Speaking to the BBC about Ben Stokes’ retirement from 50-over cricket, she said: “The players are at the heart of what we need to do to take the game forward. Without them, we don’t have a game that has got the wow factor to inspire.”
It feels a bit like Connor has spent too long wallowing in the mire of cricket admin here and has gradually become infused with some of its odorous qualities.
She is clearly trying to say the right thing, but has nevertheless betrayed a certain complacency when doing so. Because it’s not that you lack the wow factor without players, is it? What you lack is the game itself.
Without players, there is nothing.
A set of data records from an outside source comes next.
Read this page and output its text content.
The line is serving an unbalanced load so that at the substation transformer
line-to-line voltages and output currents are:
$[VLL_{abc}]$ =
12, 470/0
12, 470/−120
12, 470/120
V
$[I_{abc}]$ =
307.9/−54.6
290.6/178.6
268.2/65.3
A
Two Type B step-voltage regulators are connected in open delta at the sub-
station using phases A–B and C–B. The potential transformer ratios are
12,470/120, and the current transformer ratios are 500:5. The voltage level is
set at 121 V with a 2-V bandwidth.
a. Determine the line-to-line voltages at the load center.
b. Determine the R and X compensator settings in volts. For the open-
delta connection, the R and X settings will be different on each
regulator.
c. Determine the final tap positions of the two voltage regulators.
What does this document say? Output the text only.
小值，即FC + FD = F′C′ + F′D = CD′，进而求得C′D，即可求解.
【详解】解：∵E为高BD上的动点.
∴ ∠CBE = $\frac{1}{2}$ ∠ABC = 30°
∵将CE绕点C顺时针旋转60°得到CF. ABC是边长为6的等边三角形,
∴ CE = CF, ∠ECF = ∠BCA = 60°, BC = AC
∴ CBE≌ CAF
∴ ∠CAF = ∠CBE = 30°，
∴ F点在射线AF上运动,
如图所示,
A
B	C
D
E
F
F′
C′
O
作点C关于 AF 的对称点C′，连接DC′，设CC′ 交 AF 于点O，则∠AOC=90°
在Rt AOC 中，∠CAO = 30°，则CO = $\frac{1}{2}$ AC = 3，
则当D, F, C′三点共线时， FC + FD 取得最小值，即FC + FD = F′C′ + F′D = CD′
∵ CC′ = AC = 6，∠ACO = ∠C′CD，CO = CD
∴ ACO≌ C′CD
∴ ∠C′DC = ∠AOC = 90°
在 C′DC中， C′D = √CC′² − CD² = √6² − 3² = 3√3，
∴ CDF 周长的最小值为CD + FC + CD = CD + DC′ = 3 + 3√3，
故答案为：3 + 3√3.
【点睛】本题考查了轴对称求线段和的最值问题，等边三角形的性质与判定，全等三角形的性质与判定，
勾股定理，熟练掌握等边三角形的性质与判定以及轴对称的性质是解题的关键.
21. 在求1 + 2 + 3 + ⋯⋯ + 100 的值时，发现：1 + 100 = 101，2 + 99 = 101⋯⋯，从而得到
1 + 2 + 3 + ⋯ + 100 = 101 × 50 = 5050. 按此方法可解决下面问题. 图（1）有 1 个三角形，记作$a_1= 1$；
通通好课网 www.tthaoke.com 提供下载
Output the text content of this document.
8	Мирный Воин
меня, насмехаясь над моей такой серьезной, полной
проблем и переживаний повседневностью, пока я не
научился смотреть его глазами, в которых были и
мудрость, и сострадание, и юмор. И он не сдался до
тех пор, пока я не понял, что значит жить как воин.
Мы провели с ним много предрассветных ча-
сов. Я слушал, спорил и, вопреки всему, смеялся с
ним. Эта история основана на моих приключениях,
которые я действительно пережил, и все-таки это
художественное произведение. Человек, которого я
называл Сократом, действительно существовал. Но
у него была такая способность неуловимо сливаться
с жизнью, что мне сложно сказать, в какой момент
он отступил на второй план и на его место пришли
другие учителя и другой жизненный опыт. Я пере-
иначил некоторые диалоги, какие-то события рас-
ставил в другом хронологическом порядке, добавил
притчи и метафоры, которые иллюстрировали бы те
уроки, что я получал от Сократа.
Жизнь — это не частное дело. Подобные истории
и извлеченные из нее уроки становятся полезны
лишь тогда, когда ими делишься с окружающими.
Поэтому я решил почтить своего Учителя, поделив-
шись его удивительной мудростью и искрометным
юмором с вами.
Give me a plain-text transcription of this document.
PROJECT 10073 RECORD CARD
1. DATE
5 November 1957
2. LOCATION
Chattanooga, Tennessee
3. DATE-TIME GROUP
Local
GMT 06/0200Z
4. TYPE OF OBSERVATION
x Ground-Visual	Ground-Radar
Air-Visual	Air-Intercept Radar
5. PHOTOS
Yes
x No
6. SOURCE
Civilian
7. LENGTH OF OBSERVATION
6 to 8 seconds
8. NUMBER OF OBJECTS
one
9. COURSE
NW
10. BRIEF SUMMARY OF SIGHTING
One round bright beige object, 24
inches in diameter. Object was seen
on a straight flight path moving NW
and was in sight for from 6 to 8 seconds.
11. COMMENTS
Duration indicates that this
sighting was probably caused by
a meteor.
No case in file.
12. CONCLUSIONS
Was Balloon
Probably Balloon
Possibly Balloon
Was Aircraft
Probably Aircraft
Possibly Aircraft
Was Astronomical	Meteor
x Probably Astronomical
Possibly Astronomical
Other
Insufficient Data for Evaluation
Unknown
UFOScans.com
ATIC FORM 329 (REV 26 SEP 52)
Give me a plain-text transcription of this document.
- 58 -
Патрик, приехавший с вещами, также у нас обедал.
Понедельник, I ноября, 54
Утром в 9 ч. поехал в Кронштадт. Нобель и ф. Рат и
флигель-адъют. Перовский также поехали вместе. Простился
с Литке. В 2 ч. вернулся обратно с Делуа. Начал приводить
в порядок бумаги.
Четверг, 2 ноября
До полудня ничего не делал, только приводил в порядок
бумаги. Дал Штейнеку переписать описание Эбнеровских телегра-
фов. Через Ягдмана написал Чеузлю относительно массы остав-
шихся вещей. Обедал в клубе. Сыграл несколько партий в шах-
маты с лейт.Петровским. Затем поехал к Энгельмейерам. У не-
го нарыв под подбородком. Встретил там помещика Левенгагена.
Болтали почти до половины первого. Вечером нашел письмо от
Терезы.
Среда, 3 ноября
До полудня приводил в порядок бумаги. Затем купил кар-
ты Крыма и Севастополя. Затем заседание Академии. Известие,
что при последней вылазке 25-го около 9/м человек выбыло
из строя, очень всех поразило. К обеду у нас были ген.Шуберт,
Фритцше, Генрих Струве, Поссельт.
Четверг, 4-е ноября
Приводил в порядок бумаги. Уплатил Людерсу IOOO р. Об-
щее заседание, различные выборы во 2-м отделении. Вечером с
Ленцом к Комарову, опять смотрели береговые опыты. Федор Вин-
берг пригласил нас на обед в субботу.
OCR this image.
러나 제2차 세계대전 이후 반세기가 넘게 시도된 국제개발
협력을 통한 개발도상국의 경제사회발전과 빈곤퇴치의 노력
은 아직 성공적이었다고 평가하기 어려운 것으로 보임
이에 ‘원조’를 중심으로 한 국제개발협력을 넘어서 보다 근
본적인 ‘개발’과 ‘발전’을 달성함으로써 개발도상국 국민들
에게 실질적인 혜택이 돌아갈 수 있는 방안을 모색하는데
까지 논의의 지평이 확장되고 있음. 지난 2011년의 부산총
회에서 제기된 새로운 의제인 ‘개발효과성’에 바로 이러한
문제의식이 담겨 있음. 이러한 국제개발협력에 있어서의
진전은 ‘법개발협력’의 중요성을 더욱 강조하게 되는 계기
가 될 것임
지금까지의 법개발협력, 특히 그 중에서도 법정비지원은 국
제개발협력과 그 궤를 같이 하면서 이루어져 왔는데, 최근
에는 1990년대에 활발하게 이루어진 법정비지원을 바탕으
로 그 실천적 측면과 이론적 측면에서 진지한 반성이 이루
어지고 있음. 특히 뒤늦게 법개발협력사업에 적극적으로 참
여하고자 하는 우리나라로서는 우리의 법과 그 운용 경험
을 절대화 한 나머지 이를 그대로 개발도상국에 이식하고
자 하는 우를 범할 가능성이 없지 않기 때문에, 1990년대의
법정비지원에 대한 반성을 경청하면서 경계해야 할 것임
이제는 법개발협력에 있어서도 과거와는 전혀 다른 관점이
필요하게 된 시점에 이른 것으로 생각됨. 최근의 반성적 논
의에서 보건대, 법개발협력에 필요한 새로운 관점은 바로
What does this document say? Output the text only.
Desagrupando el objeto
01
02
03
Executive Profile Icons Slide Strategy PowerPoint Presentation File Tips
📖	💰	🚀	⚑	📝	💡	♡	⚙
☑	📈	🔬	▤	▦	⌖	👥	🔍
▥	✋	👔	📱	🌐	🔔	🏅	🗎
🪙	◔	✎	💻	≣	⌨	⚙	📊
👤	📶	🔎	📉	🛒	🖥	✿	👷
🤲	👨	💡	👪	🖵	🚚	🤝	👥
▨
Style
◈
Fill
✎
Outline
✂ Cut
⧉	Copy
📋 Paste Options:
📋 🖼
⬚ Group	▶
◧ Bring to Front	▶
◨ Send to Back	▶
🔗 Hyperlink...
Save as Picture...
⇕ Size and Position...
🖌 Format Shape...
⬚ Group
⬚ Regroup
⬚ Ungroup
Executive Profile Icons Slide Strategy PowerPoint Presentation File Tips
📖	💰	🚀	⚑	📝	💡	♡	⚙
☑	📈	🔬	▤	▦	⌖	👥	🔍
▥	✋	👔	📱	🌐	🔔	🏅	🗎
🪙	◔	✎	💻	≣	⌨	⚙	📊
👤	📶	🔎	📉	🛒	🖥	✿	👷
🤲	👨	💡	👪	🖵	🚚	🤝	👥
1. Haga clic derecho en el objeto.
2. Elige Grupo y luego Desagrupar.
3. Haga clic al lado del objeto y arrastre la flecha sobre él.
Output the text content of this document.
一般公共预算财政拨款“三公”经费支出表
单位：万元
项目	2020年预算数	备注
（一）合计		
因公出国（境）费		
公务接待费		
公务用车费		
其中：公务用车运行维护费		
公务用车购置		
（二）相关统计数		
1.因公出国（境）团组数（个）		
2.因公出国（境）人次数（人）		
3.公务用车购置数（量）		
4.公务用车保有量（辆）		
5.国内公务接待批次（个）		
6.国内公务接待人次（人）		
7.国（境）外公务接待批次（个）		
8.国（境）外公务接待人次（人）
Without players all you have is a load of people sat in a stadium consuming overpriced snack food and others sat at home watching endless adverts for upcoming fixtures between teams with no players.
We’re being a bit harsh on Connor because we suppose she was specifically talking about the big name players. All the same, “the players are at the heart of what we need to do to take the game forward” seems similarly detached from that fundamental truth. The players are more than the heart. The players are the thing. They’re the whole thing.
The players aren’t a key component of a larger entity. They’re not an important part of a wider “platform”. The players are the heart, lungs, liver, brain, kidneys, bowel, small intestine and everything else. All the other stuff – the TV coverage, the ad revenue, the in-ground catering, the websites and social media coverage – are just add-ons.
All the things cricket administrators prioritise are the optional bits.